Onofrius führte Georg fort und kam dann zurück. Die beiden Männer blieben bis tief in die Nacht im Gespräche zusammen.

Nach Verlauf einer Woche trat Georg von neuem in die Halle. Diesmal war die Begrüßung, die der Alte ihm angedeihen ließ, minder leidenschaftlich, sie trug mehr das Gepräge eines Zeremoniells an sich; auch war der Arzt nicht zugegen.
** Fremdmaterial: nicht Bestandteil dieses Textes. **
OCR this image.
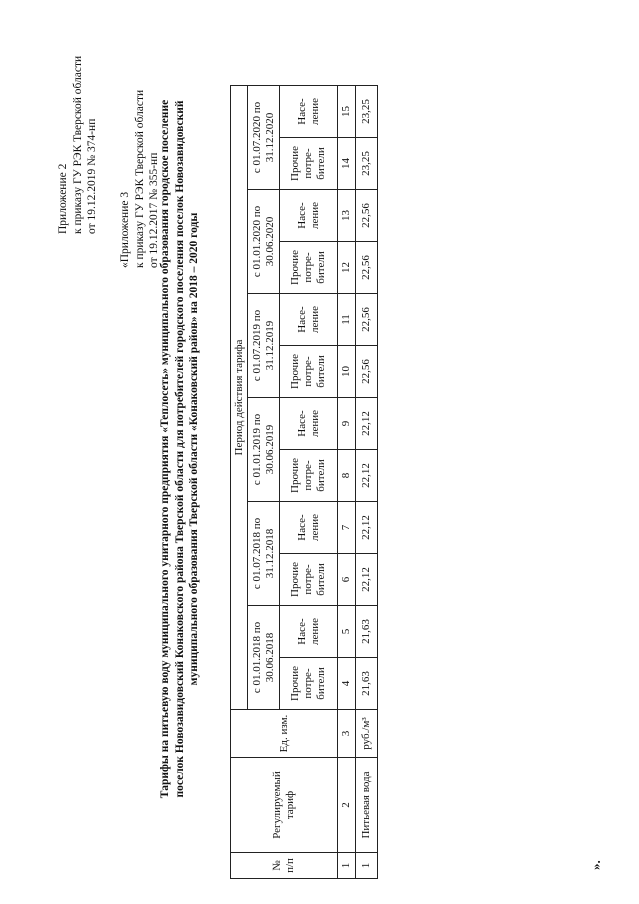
Приложение 2 к приказу ГУ РЭК Тверской области от 19.12.2019 № 374-нп «Приложение 3 к приказу ГУ РЭК Тверской области от 19.12.2017 № 355-нп Тарифы на питьевую воду муниципального унитарного предприятия «Теплосеть» муниципального образования городское поселение поселок Новозавидовский Конаковского района Тверской области для потребителей городского поселения поселок Новозавидовский муниципального образования Тверской области «Конаковский район» на 2018 – 2020 годы
№ п/п	Регулируемый тариф	Ед. изм.	Период действия тарифа											
			с 01.01.2018 по 30.06.2018		с 01.07.2018 по 31.12.2018		с 01.01.2019 по 30.06.2019		с 01.07.2019 по 31.12.2019		с 01.01.2020 по 30.06.2020		с 01.07.2020 по 31.12.2020	
			Прочие потре-бители	Насе-ление	Прочие потре-бители	Насе-ление	Прочие потре-бители	Насе-ление	Прочие потре-бители	Насе-ление	Прочие потре-бители	Насе-ление	Прочие потре-бители	Насе-ление
1	2	3	4	5	6	7	8	9	10	11	12	13	14	15
1	Питьевая вода	руб./м³	21,63	21,63	22,12	22,12	22,12	22,12	22,56	22,56	22,56	22,56	23,25	23,25
».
»Sprosse eines ruhmwürdigen Geschlechts!« hub der Graf an, »wisse, daß mein Auge dich auf deinen Bahnen verfolgt hat, und daß ich im Sinne und sogar auf den ausdrücklichen Wunsch der Deinigen handle, wenn ich mich von jetzt an deines Schicksals bemächtige. Erkenne in mir deinen Freund, deinen zweiten Vater! Sprich offen! Entweihe deine Seele und mein Ohr durch keine Lüge. Wie verließest du Deutschland und wie kamst du nach Frankreich?«

»Herr Graf,« hub der Jüngling an, »wenn Euch die Geschicke meiner Familie bekannt sind, so ist Euch mehr bekannt als mir selbst. Auch der Name, mit dem Ihr mich genannt, ist nicht der meinige. Ich heiße Tybalt und bin der Sohn einer armen Witwe, die mit mir nach Paris kam, um einen Freund dort aufzusuchen, den sie nicht fand. Sie starb bald nach der Ankunft, und ich blieb in der fremden Stadt zurück. Zum Glück fand sich ein Ernährer für mich, ein alter, einsam lebender Gelehrter, dem ich Dienerdienste erwies und der mich dafür in den Wissenschaften und Künsten unterrichtete. Bis zu meinem elften Jahre blieb ich in dem Hause dieses Mannes, den ich den Doktor Van Loo nannte; alsdann war ich fähig, die wenigen erworbenen Kenntnisse anzuwenden, um bei Kindern von sechs Jahren den Lehrer zu spielen. Leider verlor ich stets die sichere Stelle, die man mir gab; ich war zu leichtsinnig, gnädiger Herr.«

Der alte Graf schüttelte das Haupt und sagte dann: »Fand sich denn niemand, der dich mit deiner Herkunft, mit deinen Verwandten bekannt machte?«

»In Wahrheit, niemand!« entgegnete der junge Mann. »Sie mochten wohl auch niemand bekannt sein. Erst durch Andeutungen des Herrn Onofrius und später durch Eure Begrüßung hörte ich einen Namen, der mir bisher unbekannt war, und ich höre jetzt, daß es der meinige ist.«

»Armer, verwahrloster Knabe!« rief der Graf.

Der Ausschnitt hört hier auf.